- Directed by: George Kaczender
- Written by: Noel Hynd
- Based on: The Agency by Paul Gottlieb
- Starring: Robert Mitchum Lee Majors Saul Rubinek Valerie Perrine Alexandra Stewart
- Cinematography: Miklós Lente
- Distributed by: Jensen Farley Pictures
- Release date: 5 September 1980;
- Running time: 94 minutes
- Country: Canada
- Language: English
- Budget: $4 million

= Agency (film) =

1980 film directed by George Kaczender

Agency (known as Mind Games on video) is a 1981 Canadian thriller drama film directed by George Kaczender. The film was written by Noel Hynd.
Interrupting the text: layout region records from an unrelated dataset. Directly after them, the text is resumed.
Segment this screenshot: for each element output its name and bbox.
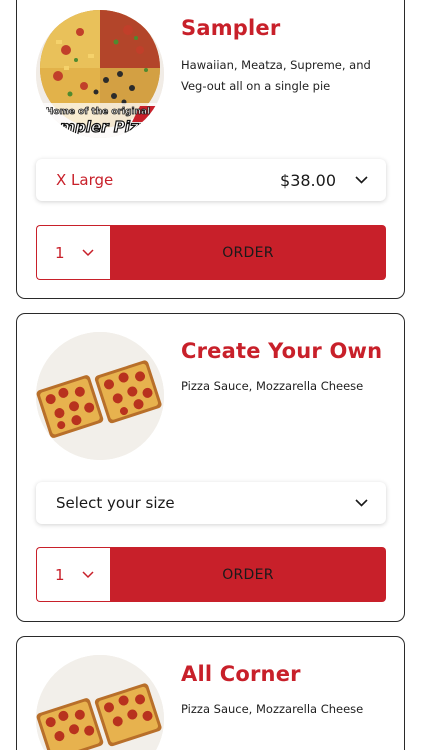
chevron-down-icon	[354, 496, 368, 510]
image-caption-line1: Home of the original	[46, 107, 150, 117]
item-title: Create Your Own	[181, 339, 383, 363]
item-description: Pizza Sauce, Mozzarella Cheese	[181, 379, 364, 393]
quantity-select[interactable]: 1	[36, 547, 110, 602]
order-row: 1 ORDER	[36, 547, 386, 602]
chevron-down-icon	[354, 173, 368, 187]
quantity-select[interactable]: 1	[36, 225, 110, 280]
quantity-value: 1	[55, 243, 65, 262]
item-description: Pizza Sauce, Mozzarella Cheese	[181, 702, 364, 716]
chevron-down-icon	[81, 246, 95, 260]
quantity-value: 1	[55, 565, 65, 584]
menu-item-card-all-corner: All Corner Pizza Sauce, Mozzarella Chees…	[16, 636, 405, 750]
chevron-down-icon	[81, 568, 95, 582]
item-price: $38.00	[280, 170, 336, 190]
menu-item-card-create-your-own: Create Your Own Pizza Sauce, Mozzarella …	[16, 313, 405, 622]
size-select[interactable]: X Large $38.00	[36, 159, 386, 201]
item-title: Sampler	[181, 16, 281, 40]
size-select[interactable]: Select your size	[36, 482, 386, 524]
item-description: Hawaiian, Meatza, Supreme, and Veg-out a…	[181, 58, 371, 93]
selected-size: X Large	[56, 171, 114, 189]
order-button[interactable]: ORDER	[110, 547, 386, 602]
image-caption-line2: Sampler Pizza	[39, 118, 158, 136]
sampler-pizza-image: Home of the original Sampler Pizza	[36, 10, 164, 138]
menu-item-card-sampler: Home of the original Sampler Pizza Sampl…	[16, 0, 405, 299]
pepperoni-pizza-image	[36, 332, 164, 460]
order-row: 1 ORDER	[36, 225, 386, 280]
item-title: All Corner	[181, 662, 301, 686]
order-button[interactable]: ORDER	[110, 225, 386, 280]
size-placeholder: Select your size	[56, 494, 175, 512]
all-corner-pizza-image	[36, 655, 164, 750]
Based on a novel by Paul Gottlieb, it is a thriller involving creative director Philip Morgan (Lee Majors) who discovers the advertising agency he works for, run by Ted Quinn (Robert Mitchum), is using subliminal advertising to manipulate a senatorial election. It features appearances by Canadian actors Saul Rubinek as a copywriter (earning a "Best Supporting Actor" Genie nomination), Jonathan Welsh as a police detective, and familiar supporting players Michael Kirby and Gary Reineke as hitmen, and Hugh Webster as a prison inmate.

The film was shot on locations in Montreal and rural Quebec.

==Home media==
A low-resolution DVD transfer of the film was released in Australia by Flashback Entertainment (cat. 8206).

==Sources==
- Craddock, Jim, editor. VideoHound's Golden Movie Retriever, p. 49, "The Agency"[sic]. Detroit, Michigan: Thomson Gale, 2007. ISBN 0-7876-8980-7.